Welsh is thrilled that he ended up at Iowa. He gave credit to his coaches for helping him get this far. But he knows his NFL fate is in his hands now, starting with a series of drills he’ll be put through Friday morning.

Welsh will need to show that he can change direction efficiently, that he can open his hips, that he can stay low for up to 10 seconds at a time. He knows that some teams will be judging whether his future is at center, and he’s fine with that.

But he sees himself as something more than a football player. Welsh went public last summer with his battles with depression while at Iowa. He was so gripped by the disease in the spring of 2015 that he had to walk away from the team to get treatment. Every NFL team is aware of it. Welsh doesn’t shy away from discussing it.

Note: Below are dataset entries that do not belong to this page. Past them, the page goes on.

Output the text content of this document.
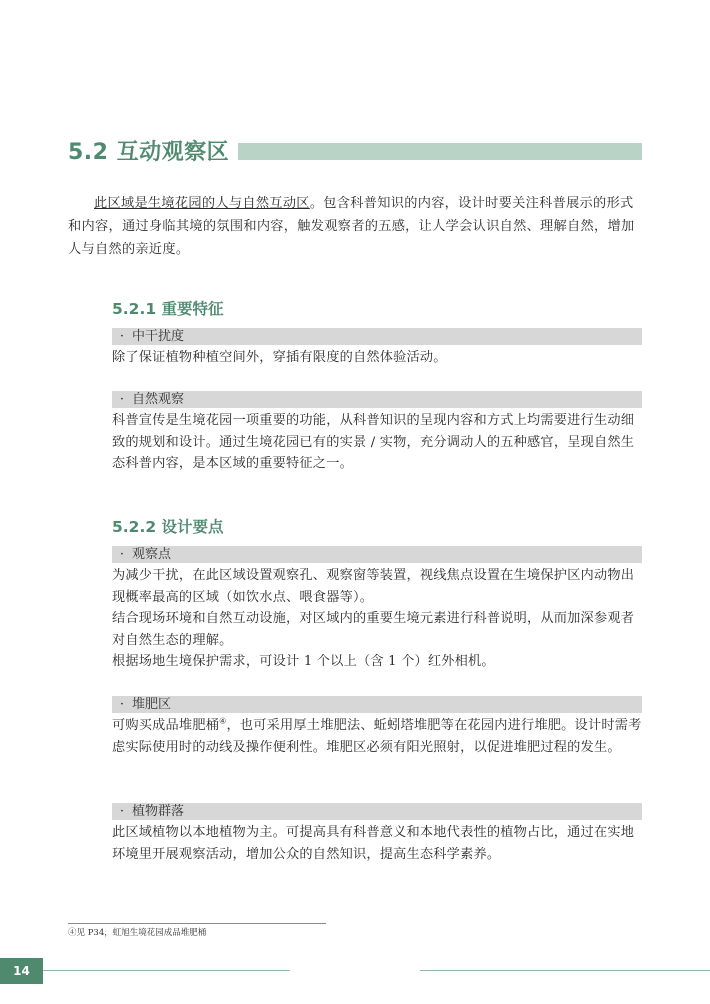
5.2 互动观察区
此区域是生境花园的人与自然互动区。包含科普知识的内容，设计时要关注科普展示的形式和内容，通过身临其境的氛围和内容，触发观察者的五感，让人学会认识自然、理解自然，增加人与自然的亲近度。
5.2.1 重要特征
· 中干扰度
除了保证植物种植空间外，穿插有限度的自然体验活动。
· 自然观察
科普宣传是生境花园一项重要的功能，从科普知识的呈现内容和方式上均需要进行生动细致的规划和设计。通过生境花园已有的实景 / 实物，充分调动人的五种感官，呈现自然生态科普内容，是本区域的重要特征之一。
5.2.2 设计要点
· 观察点
为减少干扰，在此区域设置观察孔、观察窗等装置，视线焦点设置在生境保护区内动物出现概率最高的区域（如饮水点、喂食器等）。
结合现场环境和自然互动设施，对区域内的重要生境元素进行科普说明，从而加深参观者对自然生态的理解。
根据场地生境保护需求，可设计 1 个以上（含 1 个）红外相机。
· 堆肥区
可购买成品堆肥桶④，也可采用厚土堆肥法、蚯蚓塔堆肥等在花园内进行堆肥。设计时需考虑实际使用时的动线及操作便利性。堆肥区必须有阳光照射，以促进堆肥过程的发生。
· 植物群落
此区域植物以本地植物为主。可提高具有科普意义和本地代表性的植物占比，通过在实地环境里开展观察活动，增加公众的自然知识，提高生态科学素养。
④见 P34，虹旭生境花园成品堆肥桶
14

COLUMN:How Welsh has used his battle with depression to lift up others

“I’ve been very forthright with my experience and it’s something I think is a real crisis in this country. If you look at a lot of recent events, it’s a big issue,” Welsh said. “I basically give them a full rundown of my history, a list of medications I’m on, what I do to manage it. Just to show them that I’m on top of it.”

Welsh said he’d like to be a resource for an NFL team looking to better understand mental health issues and how to help players deal with them. He projects as a late-round draft pick. But his impact can go far beyond the football field.